The trip down, once you get to Gillman's Point, was quite a bit faster. You "ski" down the volcanic ash, using your climbing stick as a brake as you go. Unfortunately you end up inhaling a bunch of ash, which your already strapped respiratory system doesn't appreciate. I made it back to Kibo Hut and collapsed. I had an hour before I had to eat dinner and then walk back down to Horomo Hut where we would spend the night. I was hurting when I got back up, pulled on my pack, and started down. The night at Horomo was cold, but I slept like a rock through most of it so I didn't notice until the morning.

The next day it was up at 6 am and back down the rest of the way to the gate. I was never so happy in all my life to see a motorized vehicle than when I walked into that parking lot. I signed the log attesting that I had reached the peak, bought a phone card to tell me mother, and went back to the hotel. After my first shower in nearly a week, and a few icy cold Tuskers at the bar, I was feeling pretty damned good about me and my gold certificate. I had walked 60 miles and ascended (and descended) 15,000 feet in the last five days.
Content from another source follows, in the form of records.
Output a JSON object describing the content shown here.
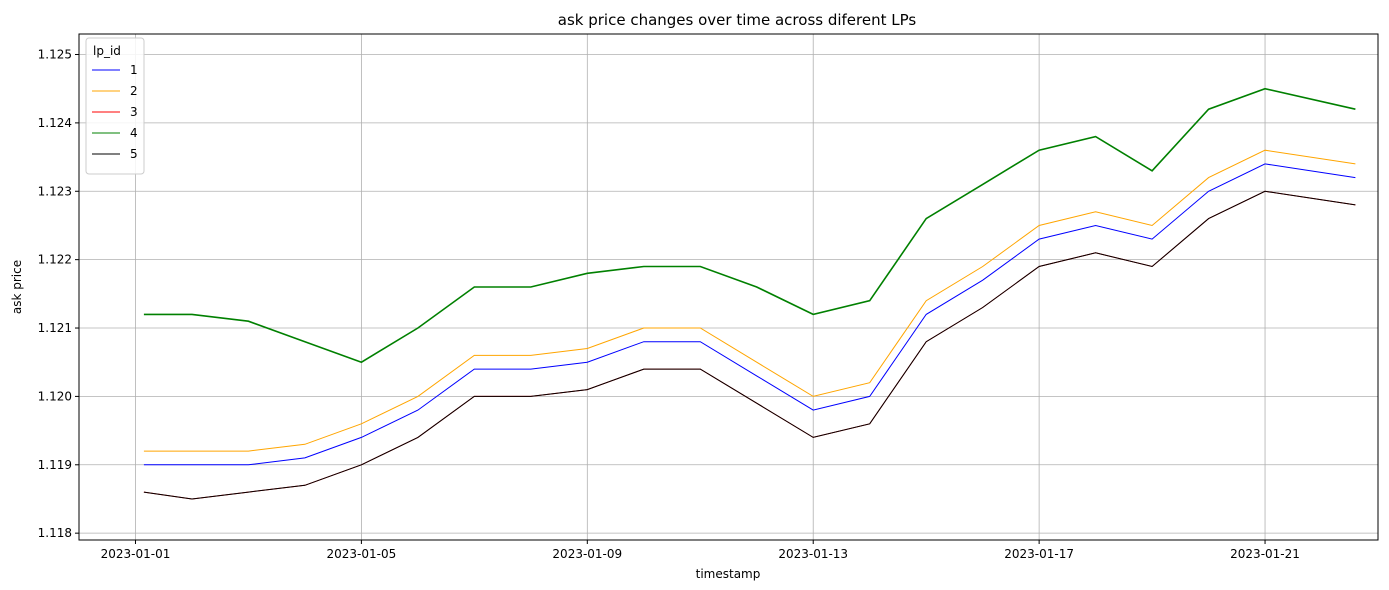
{
  "chart_data": {
    "type": "line",
    "title": "ask price changes over time across diferent LPs",
    "xlabel": "timestamp",
    "ylabel": "ask price",
    "x_ticks": [
      "2023-01-01",
      "2023-01-05",
      "2023-01-09",
      "2023-01-13",
      "2023-01-17",
      "2023-01-21"
    ],
    "y_ticks": [
      "1.118",
      "1.119",
      "1.120",
      "1.121",
      "1.122",
      "1.123",
      "1.124",
      "1.125"
    ],
    "xlim": [
      "2022-12-31",
      "2023-01-23"
    ],
    "ylim": [
      1.1179,
      1.1253
    ],
    "grid": true,
    "legend": {
      "title": "lp_id",
      "placement": "top-left"
    },
    "x": [
      "2023-01-01",
      "2023-01-02",
      "2023-01-03",
      "2023-01-04",
      "2023-01-05",
      "2023-01-06",
      "2023-01-07",
      "2023-01-08",
      "2023-01-09",
      "2023-01-10",
      "2023-01-11",
      "2023-01-12",
      "2023-01-13",
      "2023-01-14",
      "2023-01-15",
      "2023-01-16",
      "2023-01-17",
      "2023-01-18",
      "2023-01-19",
      "2023-01-20",
      "2023-01-21",
      "2023-01-22"
    ],
    "series": [
      {
        "name": "1",
        "color": "#0000ff",
        "values": [
          1.119,
          1.119,
          1.119,
          1.1191,
          1.1194,
          1.1198,
          1.1204,
          1.1204,
          1.1205,
          1.1208,
          1.1208,
          1.1203,
          1.1198,
          1.12,
          1.1212,
          1.1217,
          1.1223,
          1.1225,
          1.1223,
          1.123,
          1.1234,
          1.1232
        ]
      },
      {
        "name": "2",
        "color": "#ffa500",
        "values": [
          1.1192,
          1.1192,
          1.1192,
          1.1193,
          1.1196,
          1.12,
          1.1206,
          1.1206,
          1.1207,
          1.121,
          1.121,
          1.1205,
          1.12,
          1.1202,
          1.1214,
          1.1219,
          1.1225,
          1.1227,
          1.1225,
          1.1232,
          1.1236,
          1.1234
        ]
      },
      {
        "name": "3",
        "color": "#ff0000",
        "values": [
          1.1186,
          1.1185,
          1.1186,
          1.1187,
          1.119,
          1.1194,
          1.12,
          1.12,
          1.1201,
          1.1204,
          1.1204,
          1.1199,
          1.1194,
          1.1196,
          1.1208,
          1.1213,
          1.1219,
          1.1221,
          1.1219,
          1.1226,
          1.123,
          1.1228
        ]
      },
      {
        "name": "4",
        "color": "#008000",
        "values": [
          1.1212,
          1.1212,
          1.1211,
          1.1208,
          1.1205,
          1.121,
          1.1216,
          1.1216,
          1.1218,
          1.1219,
          1.1219,
          1.1216,
          1.1212,
          1.1214,
          1.1226,
          1.1231,
          1.1236,
          1.1238,
          1.1233,
          1.1242,
          1.1245,
          1.1242
        ]
      },
      {
        "name": "5",
        "color": "#000000",
        "values": [
          1.1186,
          1.1185,
          1.1186,
          1.1187,
          1.119,
          1.1194,
          1.12,
          1.12,
          1.1201,
          1.1204,
          1.1204,
          1.1199,
          1.1194,
          1.1196,
          1.1208,
          1.1213,
          1.1219,
          1.1221,
          1.1219,
          1.1226,
          1.123,
          1.1228
        ]
      }
    ]
  }
}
The next day it was back on the bus and back to Dar. Currently I am living in a cold water YMCA, looking for housing that I can afford in this god forsaken city. I have looked at a number of things that I either cannot afford, or are brothels. Other than that, and the fact that the city is basically under water from massive late season rains (can you say cholera anyone?), I am having a good time. Work is fine and I am trying to pick up a bit of Swahili.